Когда открывался занавес, на сцене обнаруживалась выгороженная из множества драпировок с певучими складками мастерская художника. Там и тут были разбросаны картины, повернутые лицом к стене, — большие, маленькие и средние рамы, обтянутые парусиной. Справа, у большого окна, уставленного цветами и вьющимися зелеными растениями, поближе к свету, стояло кресло. В кресле сидел сам художник с палитрой и кистями в руках. Прямо перед ним на мольберте бьи установлен большой подрамник. Художник был виден с лица, а картина, которую он пишет, — с изнанки. На заднем плане, выглядывая из-за драпировок, то и дело появлялась молодая женщина. Она следила за мужчиной в кресле — так исподтишка следят за тяжело больным, может быть, даже за умирающим.

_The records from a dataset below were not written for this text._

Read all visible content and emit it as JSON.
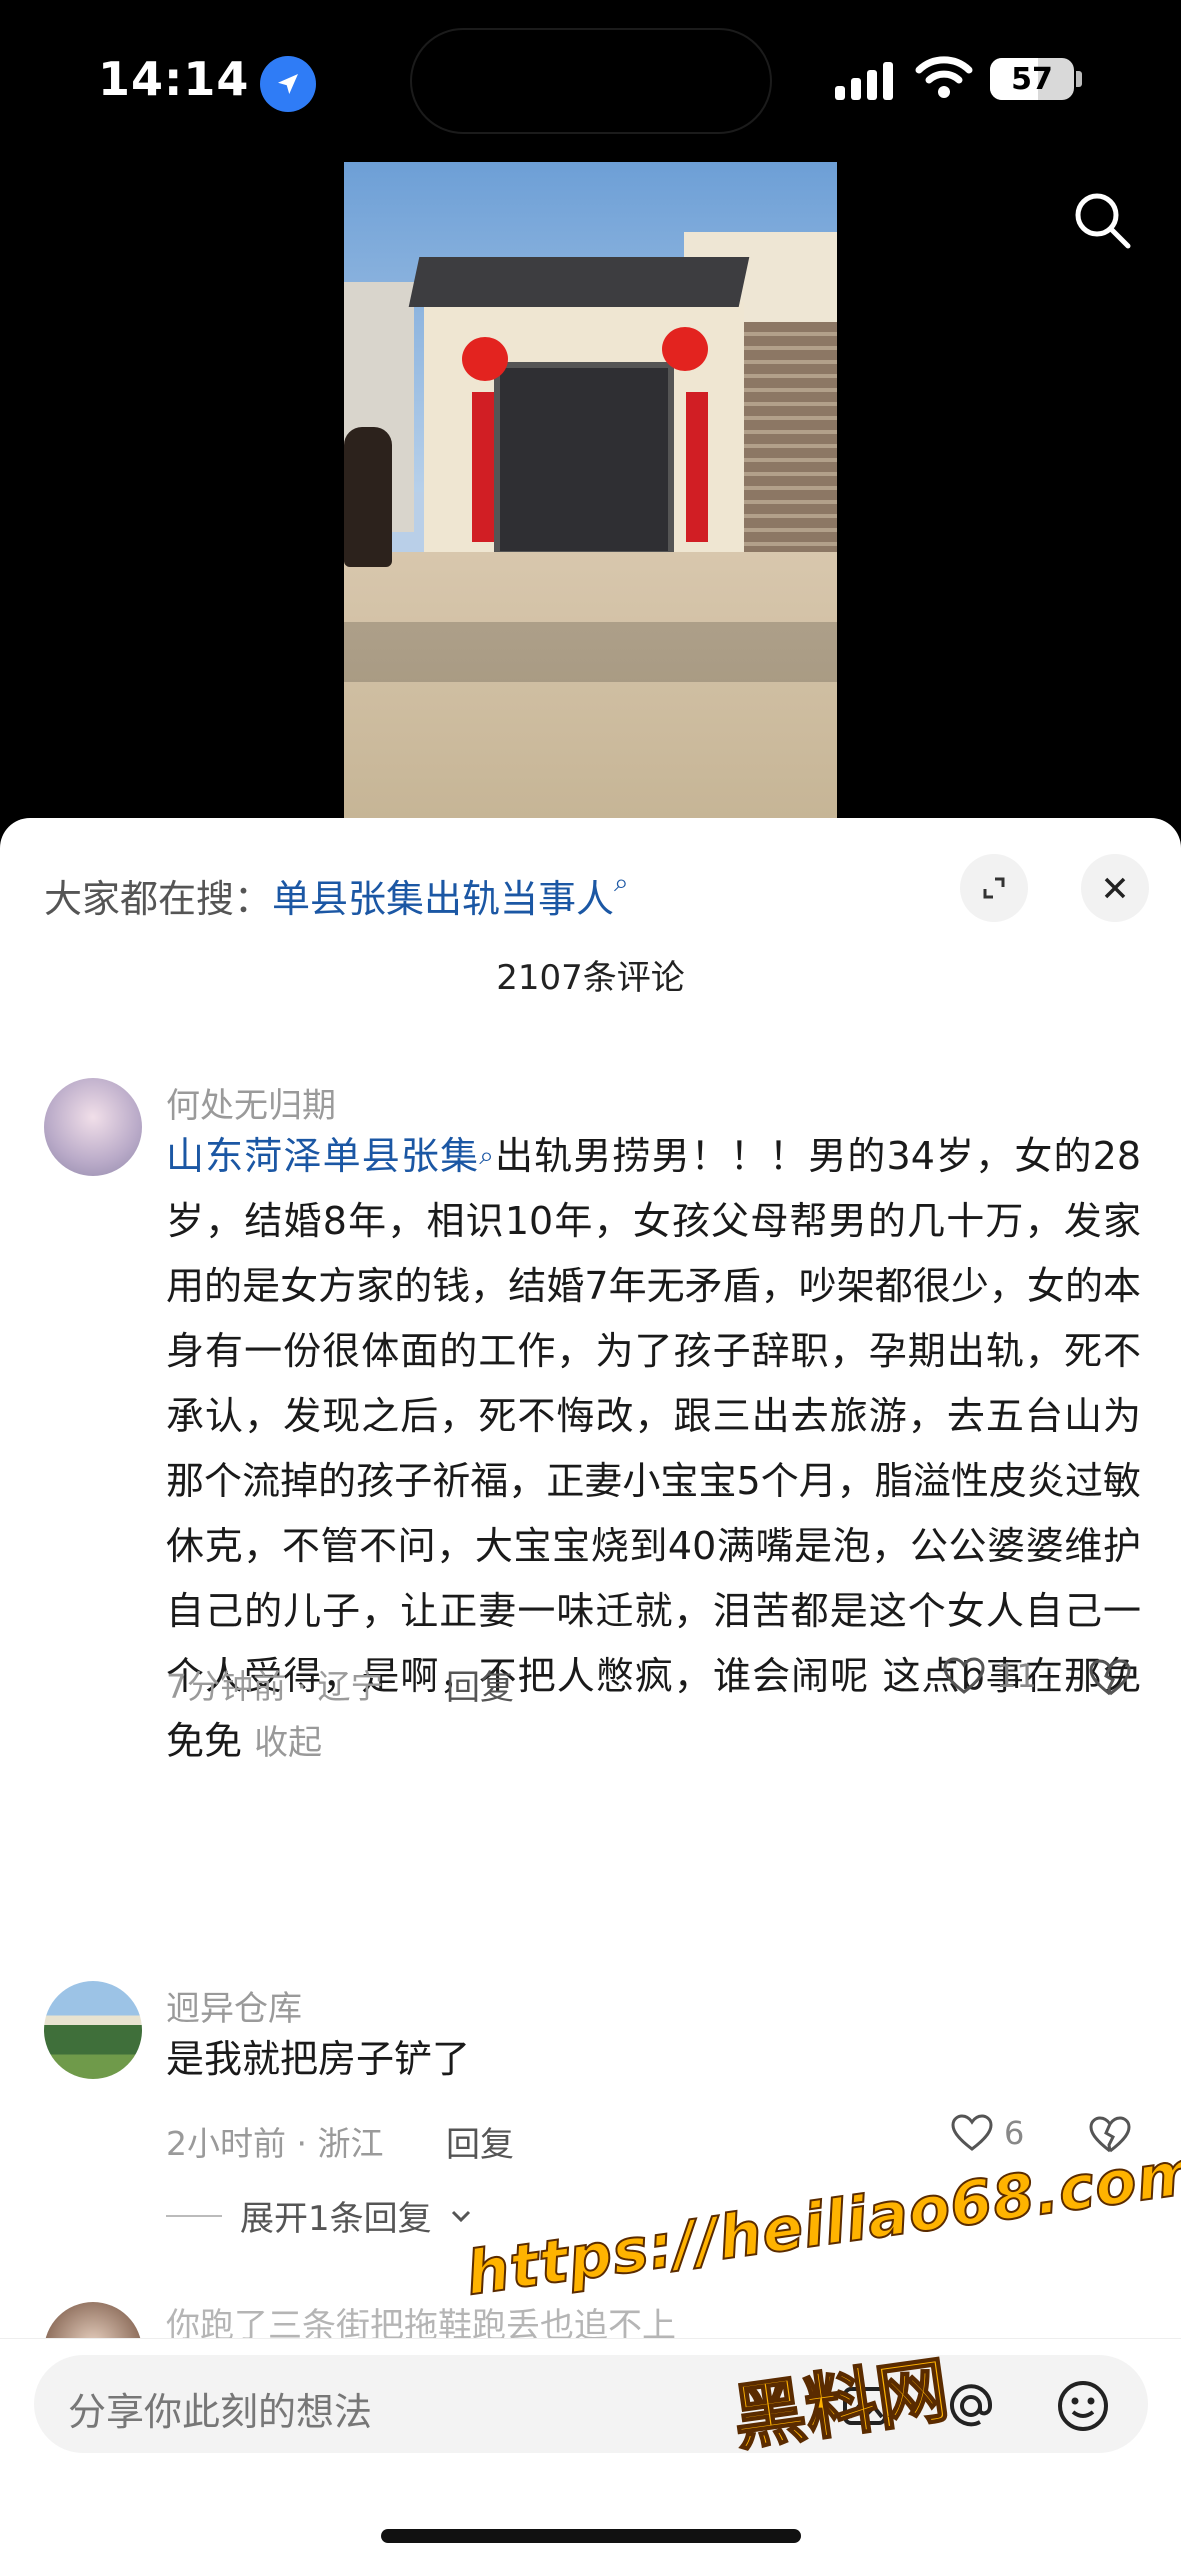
{
  "status_bar": {
    "time": "14:14",
    "battery": "57",
    "battery_level": 0.57
  },
  "hot_search": {
    "prefix": "大家都在搜：",
    "keyword": "单县张集出轨当事人",
    "search_glyph": "⌕"
  },
  "comments_count": "2107条评论",
  "comments": [
    {
      "username": "何处无归期",
      "link_text": "山东菏泽单县张集",
      "link_glyph": "⌕",
      "text": "出轨男捞男！！！男的34岁，女的28岁，结婚8年，相识10年，女孩父母帮男的几十万，发家用的是女方家的钱，结婚7年无矛盾，吵架都很少，女的本身有一份很体面的工作，为了孩子辞职，孕期出轨，死不承认，发现之后，死不悔改，跟三出去旅游，去五台山为那个流掉的孩子祈福，正妻小宝宝5个月，脂溢性皮炎过敏休克，不管不问，大宝宝烧到40满嘴是泡，公公婆婆维护自己的儿子，让正妻一味迁就，泪苦都是这个女人自己一个人受得，是啊，不把人憋疯，谁会闹呢 这点b事在那免免免",
      "fold_label": "收起",
      "meta": "7分钟前 · 辽宁",
      "reply_label": "回复",
      "likes": "11"
    },
    {
      "username": "迥异仓库",
      "text": "是我就把房子铲了",
      "meta": "2小时前 · 浙江",
      "reply_label": "回复",
      "likes": "6",
      "expand_label": "展开1条回复"
    },
    {
      "username_partial": "你跑了三条街把拖鞋跑丢也追不上"
    }
  ],
  "input": {
    "placeholder": "分享你此刻的想法"
  },
  "watermark": {
    "url": "https://heiliao68.com",
    "name": "黑料网"
  },
  "colors": {
    "link": "#1b57a4",
    "accent_watermark": "#ffb300"
  }
}
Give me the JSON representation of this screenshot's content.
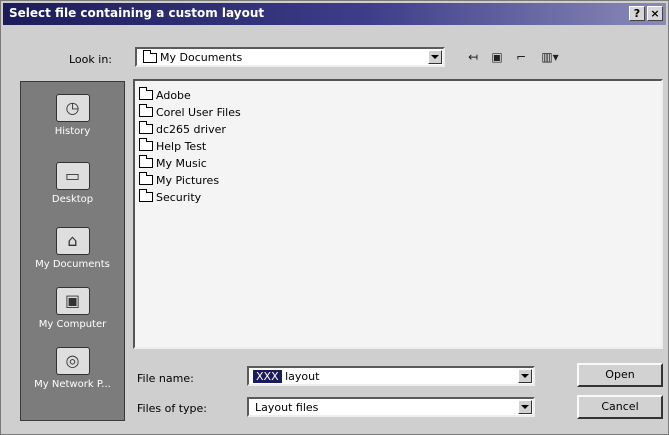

Художник долго и внимательно смотрел на свою картину, потом примеривался и клал мазок. Один. Другой. Третий. И с каждым мазком усиливался какой-то неясный шум — то ли моря, то ли большого скопища народу. Но вот художник увлекся и начал интенсивно писать. Смешивал на палитре краски, торопливо накладывал их на холст, на краткий миг откидывался на спинку кресла, прищуривал глаза и кидался писать дальше. На лице женщины вспыхивал суеверный ужас, и она подбегала к мужчине, клала ему на плечо руку, он отбрасывал ее, тряхнув нетерпеливо всем корпусом, и писал, писал, писал.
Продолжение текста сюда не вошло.